On ne pourra pas revenir en arrière.
Au temps de la paix et de la liberté, des terres ouvertes.
Cette toute petite paix et cette toute petite liberté arrachées quelques toutes petites années au fanatisme des prescripteurs de démolition, qu'on s'est offert loin d'eux en cachette, quand ils étaient tellement occupés à saturer le peuple disséminé devant une foule d'écrans neufs plein de clignotants lumineux.
On ne pourra pas recommencer comme au temps de la découverte et de l'enthousiasme.
On va devoir, comme d'habitude, constater les dégâts.
Et la façon toujours aussi perverse dont les gros s'y prennent pour briser la vie des sans-.
Et comment, par le règne contaminatoire de la quantité et de l'avidité,
leur cancer gangrène le corps social.
On a cette vision,
on voit la mécanique en jeu, les épouvantails en action, on comprend le processus de désossement de la carcasse, mais on ne tient ni le marteau, ni le couteau, on n'accompagne pas le chaos. Pas par réaction, ni même par rébellion. Par simple penchant atavique à la salade sauvage au bord d'un sentier embroussaillé. Penchant non négociable.

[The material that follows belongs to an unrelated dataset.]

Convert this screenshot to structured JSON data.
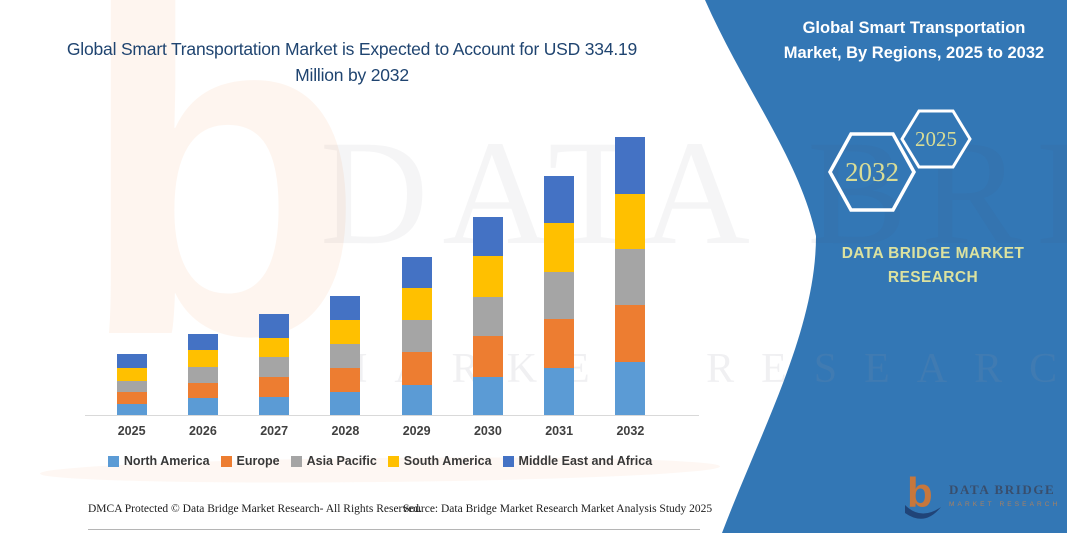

Ensuite, on peut regarder un peu plus loin que cette corruption et deviner qu'après la défaite,
quand seront prostitués les restes d'innocences et d'espoirs dans les tripots du matérialisme, viendra l'heure de prendre soin du travail accompli dehors et de le replier, de le soustraire au visible, afin que sa dimension cosmique puisse se déployer à partir du dedans.

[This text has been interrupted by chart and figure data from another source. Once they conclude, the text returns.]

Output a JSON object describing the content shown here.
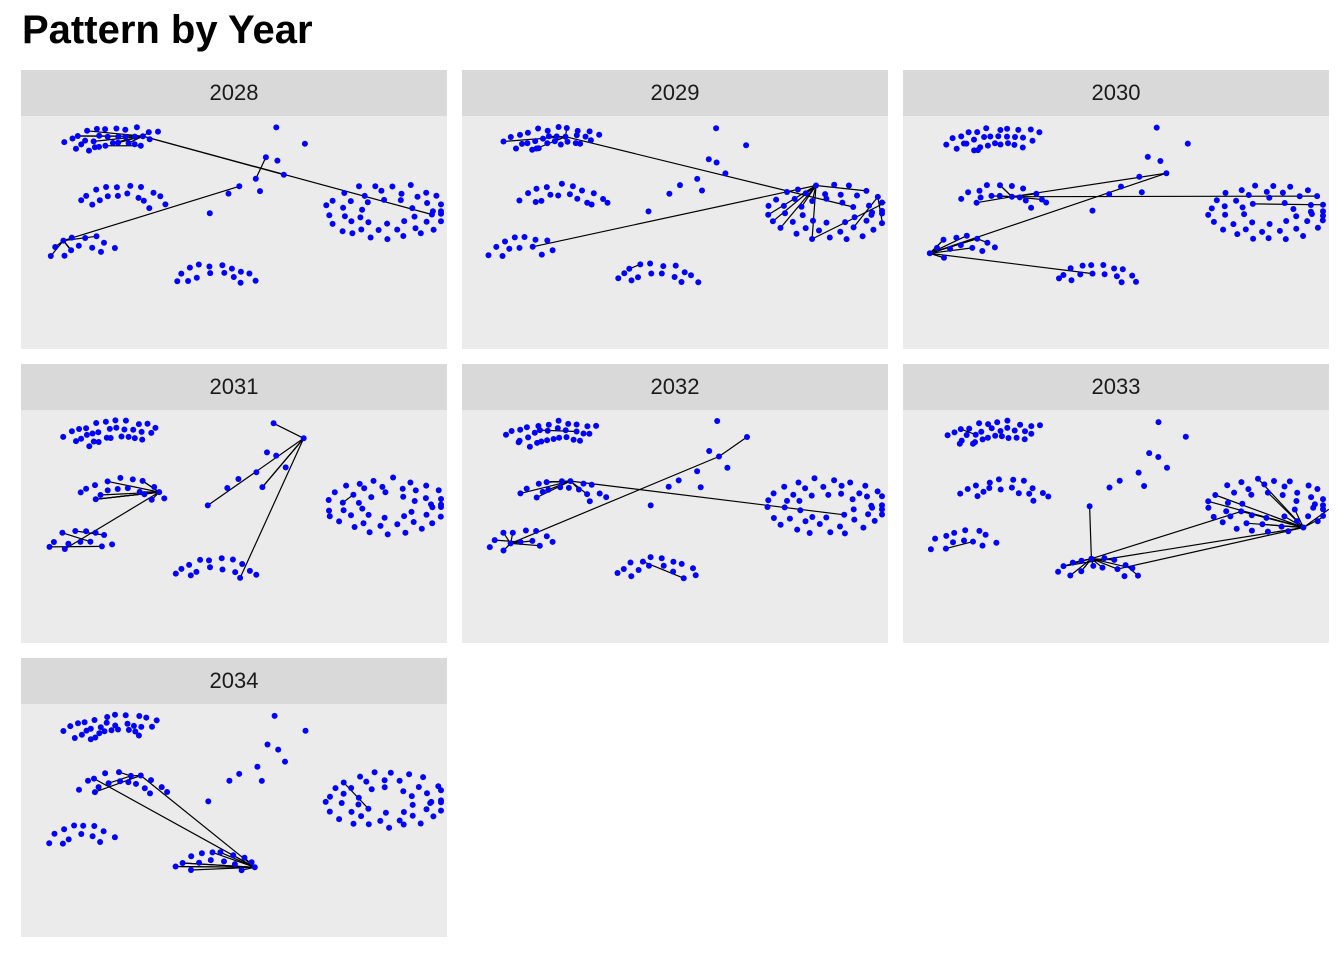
{
  "title": "Pattern by Year",
  "colors": {
    "node": "#0000ff",
    "edge": "#000000",
    "panel_background": "#ebebeb",
    "strip_background": "#d9d9d9"
  },
  "chart_data": {
    "type": "network-facets",
    "facet_variable": "year",
    "facets": [
      "2028",
      "2029",
      "2030",
      "2031",
      "2032",
      "2033",
      "2034"
    ],
    "grid": false,
    "legend": "none",
    "node_color": "#0000ff",
    "edge_color": "#000000"
  }
}
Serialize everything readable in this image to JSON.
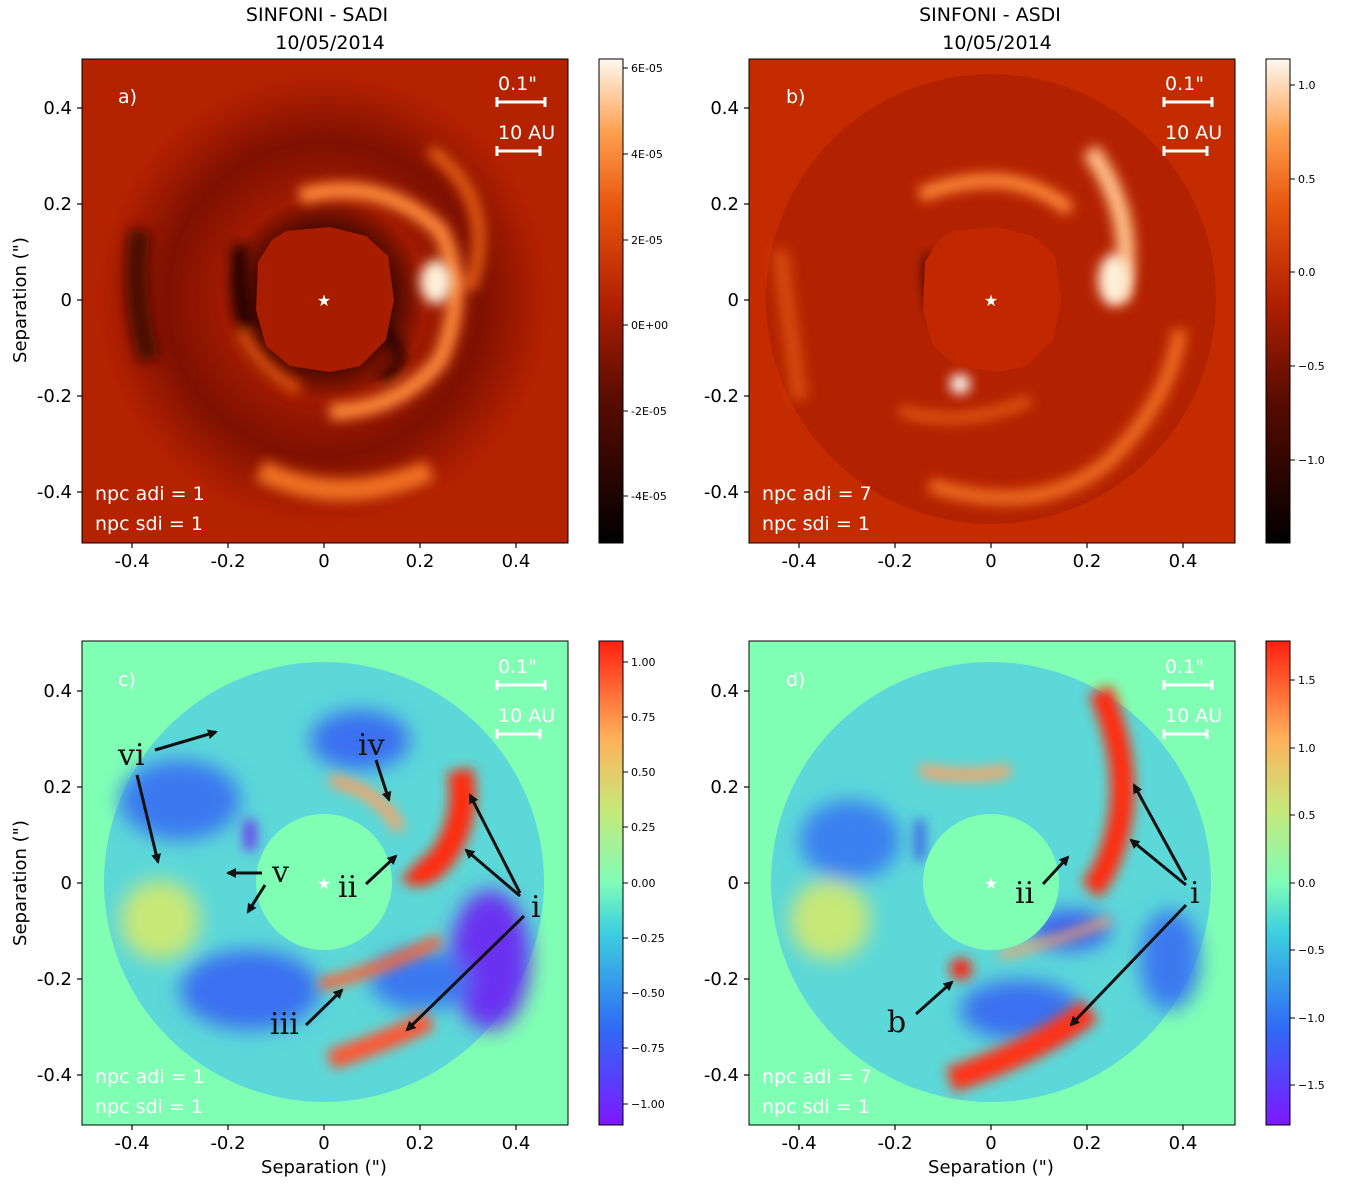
{
  "figure": {
    "top_row_title_left": [
      "SINFONI - SADI",
      "10/05/2014"
    ],
    "top_row_title_right": [
      "SINFONI - ASDI",
      "10/05/2014"
    ],
    "y_axis_label": "Separation (\")",
    "x_axis_label": "Separation (\")",
    "x_ticks": [
      "-0.4",
      "-0.2",
      "0",
      "0.2",
      "0.4"
    ],
    "y_ticks": [
      "0.4",
      "0.2",
      "0",
      "-0.2",
      "-0.4"
    ],
    "scale_bar_1": "0.1\"",
    "scale_bar_2": "10 AU",
    "star_marker": "★"
  },
  "panels": [
    {
      "label": "a)",
      "npc_adi": "npc adi = 1",
      "npc_sdi": "npc sdi = 1",
      "colormap": "gist_heat",
      "colorbar_ticks": [
        "6E-05",
        "4E-05",
        "2E-05",
        "0E+00",
        "-2E-05",
        "-4E-05"
      ],
      "annotations": []
    },
    {
      "label": "b)",
      "npc_adi": "npc adi = 7",
      "npc_sdi": "npc sdi = 1",
      "colormap": "gist_heat",
      "colorbar_ticks": [
        "1.0",
        "0.5",
        "0.0",
        "−0.5",
        "−1.0"
      ],
      "annotations": []
    },
    {
      "label": "c)",
      "npc_adi": "npc adi = 1",
      "npc_sdi": "npc sdi = 1",
      "colormap": "rainbow",
      "colorbar_ticks": [
        "1.00",
        "0.75",
        "0.50",
        "0.25",
        "0.00",
        "−0.25",
        "−0.50",
        "−0.75",
        "−1.00"
      ],
      "annotations": [
        "vi",
        "iv",
        "v",
        "ii",
        "i",
        "iii"
      ]
    },
    {
      "label": "d)",
      "npc_adi": "npc adi = 7",
      "npc_sdi": "npc sdi = 1",
      "colormap": "rainbow",
      "colorbar_ticks": [
        "1.5",
        "1.0",
        "0.5",
        "0.0",
        "−0.5",
        "−1.0",
        "−1.5"
      ],
      "annotations": [
        "ii",
        "i",
        "b"
      ]
    }
  ]
}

Dans le secret du cœur, là où personne n'ira débusquer son trésor pour en faire une hache de discorde. Contre l'acharnement à écrabouiller toute forme émergente repérée, à rendre illégales toutes résiliences populaires, à interdire tout ce qui ne peut être emballé dans une boite numérotée, il restera la fidélité aux débuts : un rêve de liberté très profond que rien n'empêchera, car sa source vient de loin, très loin, des confins.

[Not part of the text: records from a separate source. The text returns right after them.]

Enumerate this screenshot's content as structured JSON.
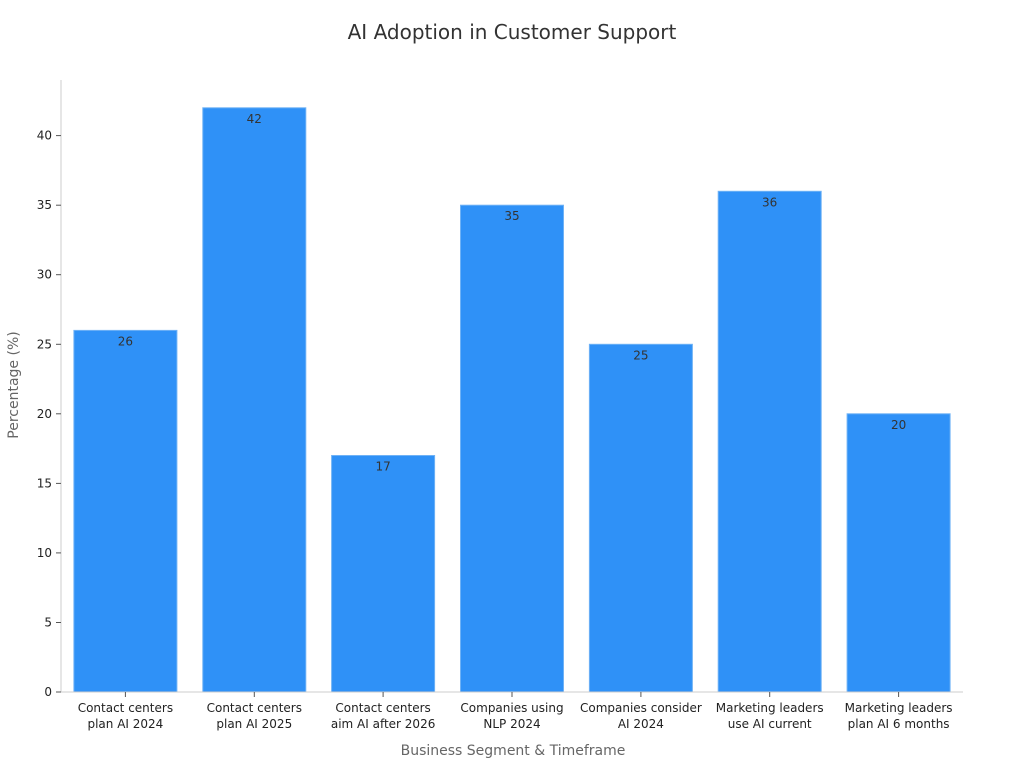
{
  "chart_data": {
    "type": "bar",
    "title": "AI Adoption in Customer Support",
    "xlabel": "Business Segment & Timeframe",
    "ylabel": "Percentage (%)",
    "categories": [
      [
        "Contact centers",
        "plan AI 2024"
      ],
      [
        "Contact centers",
        "plan AI 2025"
      ],
      [
        "Contact centers",
        "aim AI after 2026"
      ],
      [
        "Companies using",
        "NLP 2024"
      ],
      [
        "Companies consider",
        "AI 2024"
      ],
      [
        "Marketing leaders",
        "use AI current"
      ],
      [
        "Marketing leaders",
        "plan AI 6 months"
      ]
    ],
    "values": [
      26,
      42,
      17,
      35,
      25,
      36,
      20
    ],
    "ylim": [
      0,
      44
    ],
    "yticks": [
      0,
      5,
      10,
      15,
      20,
      25,
      30,
      35,
      40
    ],
    "grid": false,
    "legend": "none",
    "colors": {
      "bar": "#2f91f7",
      "bar_edge": "#6fb2f6",
      "axis": "#cccccc",
      "tick_text": "#222222",
      "axis_label": "#666666",
      "value_label": "#333333"
    }
  }
}
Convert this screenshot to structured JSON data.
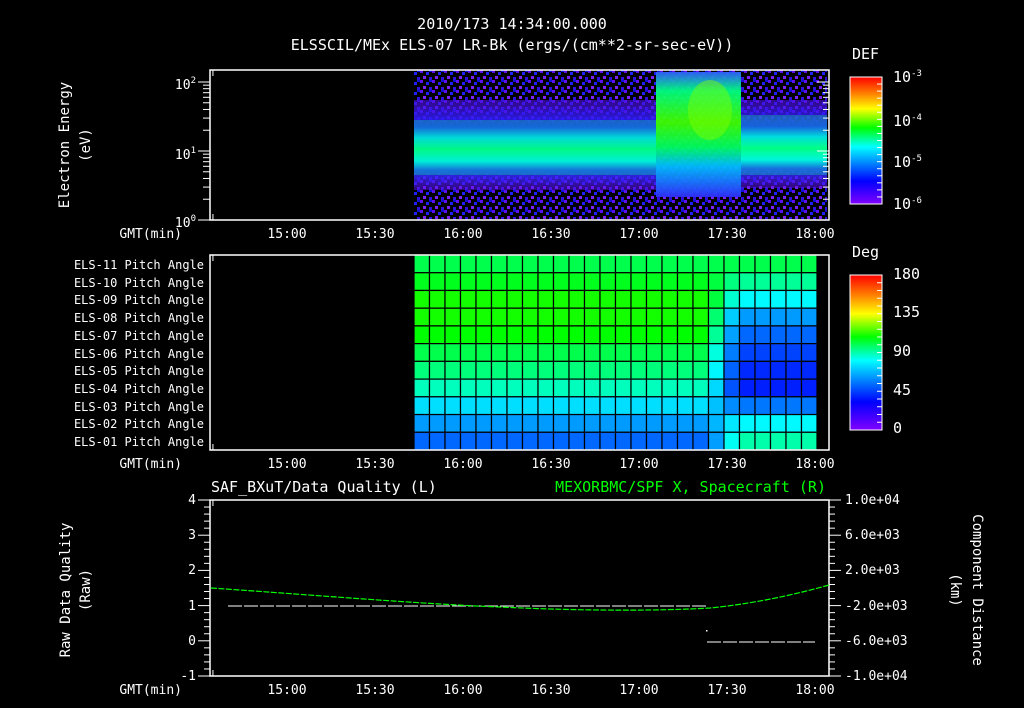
{
  "header": {
    "timestamp": "2010/173 14:34:00.000",
    "subtitle": "ELSSCIL/MEx ELS-07 LR-Bk  (ergs/(cm**2-sr-sec-eV))"
  },
  "panel1": {
    "ylabel_line1": "Electron Energy",
    "ylabel_line2": "(eV)",
    "yticks": [
      "10",
      "10",
      "10"
    ],
    "yticks_exp": [
      "2",
      "1",
      "0"
    ],
    "xlabel": "GMT(min)",
    "colorbar": {
      "title": "DEF",
      "labels": [
        "10",
        "10",
        "10",
        "10"
      ],
      "exps": [
        "-3",
        "-4",
        "-5",
        "-6"
      ]
    }
  },
  "panel2": {
    "rows": [
      "ELS-11 Pitch Angle",
      "ELS-10 Pitch Angle",
      "ELS-09 Pitch Angle",
      "ELS-08 Pitch Angle",
      "ELS-07 Pitch Angle",
      "ELS-06 Pitch Angle",
      "ELS-05 Pitch Angle",
      "ELS-04 Pitch Angle",
      "ELS-03 Pitch Angle",
      "ELS-02 Pitch Angle",
      "ELS-01 Pitch Angle"
    ],
    "xlabel": "GMT(min)",
    "colorbar": {
      "title": "Deg",
      "labels": [
        "180",
        "135",
        "90",
        "45",
        "0"
      ]
    }
  },
  "panel3": {
    "left_title": "SAF_BXuT/Data Quality (L)",
    "right_title": "MEXORBMC/SPF X, Spacecraft (R)",
    "ylabel_left_line1": "Raw Data Quality",
    "ylabel_left_line2": "(Raw)",
    "ylabel_right_line1": "Component Distance",
    "ylabel_right_line2": "(km)",
    "yticks_left": [
      "4",
      "3",
      "2",
      "1",
      "0",
      "-1"
    ],
    "yticks_right": [
      "1.0e+04",
      "6.0e+03",
      "2.0e+03",
      "-2.0e+03",
      "-6.0e+03",
      "-1.0e+04"
    ],
    "xlabel": "GMT(min)"
  },
  "xticks": [
    "15:00",
    "15:30",
    "16:00",
    "16:30",
    "17:00",
    "17:30",
    "18:00"
  ],
  "colors": {
    "background": "#000000",
    "axes": "#ffffff",
    "spacecraft_line": "#00ff00",
    "quality_line": "#ffffff"
  },
  "chart_data": [
    {
      "type": "heatmap",
      "title": "ELSSCIL/MEx ELS-07 LR-Bk (ergs/(cm**2-sr-sec-eV))",
      "xlabel": "GMT(min)",
      "ylabel": "Electron Energy (eV)",
      "yscale": "log",
      "ylim": [
        1,
        150
      ],
      "xlim": [
        "14:34",
        "18:05"
      ],
      "x_ticks": [
        "15:00",
        "15:30",
        "16:00",
        "16:30",
        "17:00",
        "17:30",
        "18:00"
      ],
      "data_start": "15:44",
      "colorbar": {
        "label": "DEF",
        "scale": "log",
        "range": [
          1e-06,
          0.001
        ]
      },
      "description": "Persistent band ~4-30 eV at ~1e-5 to 3e-5 DEF from 15:44 to 17:05; broadband enhancement up to ~100 eV (~1e-4) from ~17:05 to 17:27; band shifts to ~4-50 eV after 17:27"
    },
    {
      "type": "heatmap",
      "title": "ELS Pitch Angles",
      "xlabel": "GMT(min)",
      "categories": [
        "ELS-11",
        "ELS-10",
        "ELS-09",
        "ELS-08",
        "ELS-07",
        "ELS-06",
        "ELS-05",
        "ELS-04",
        "ELS-03",
        "ELS-02",
        "ELS-01"
      ],
      "colorbar": {
        "label": "Deg",
        "range": [
          0,
          180
        ],
        "ticks": [
          0,
          45,
          90,
          135,
          180
        ]
      },
      "values_before_1725": [
        100,
        105,
        110,
        110,
        108,
        100,
        95,
        88,
        75,
        62,
        52
      ],
      "values_after_1730": [
        100,
        92,
        80,
        62,
        52,
        45,
        40,
        38,
        55,
        80,
        90
      ]
    },
    {
      "type": "line",
      "xlabel": "GMT(min)",
      "series": [
        {
          "name": "SAF_BXuT/Data Quality (L)",
          "axis": "left",
          "ylim": [
            -1,
            4
          ],
          "points": [
            [
              "14:43",
              1
            ],
            [
              "17:23",
              1
            ],
            [
              "17:24",
              0
            ],
            [
              "18:00",
              0
            ]
          ]
        },
        {
          "name": "MEXORBMC/SPF X, Spacecraft (R)",
          "axis": "right",
          "ylim": [
            -10000,
            10000
          ],
          "unit": "km",
          "points": [
            [
              "14:34",
              1500
            ],
            [
              "15:00",
              800
            ],
            [
              "15:30",
              0
            ],
            [
              "16:00",
              -900
            ],
            [
              "16:30",
              -1500
            ],
            [
              "17:00",
              -1700
            ],
            [
              "17:24",
              -1600
            ],
            [
              "17:30",
              -1200
            ],
            [
              "17:45",
              200
            ],
            [
              "18:05",
              2000
            ]
          ]
        }
      ]
    }
  ]
}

Ces confins là, ce n'est pas l'envers de la mappemonde, c'est le tréfonds immuable de l'humain.
Un endroit où le mandala fondamental est son propre abri, qui surgit comme un soleil dans les ténèbres de la psyché quand tout doit être guéri. Un endroit où personne ne pénètre sans que l'être ne s'ouvre.
Un creuset où est nichée la yourte intérieure,
l'inviolable espace qui sert à respirer et à rire.
Un diamant dans le front de l'éléphant,
qui éclaire la Voie quand je suis sur son dos,
délivrée de l'angoisse des temps.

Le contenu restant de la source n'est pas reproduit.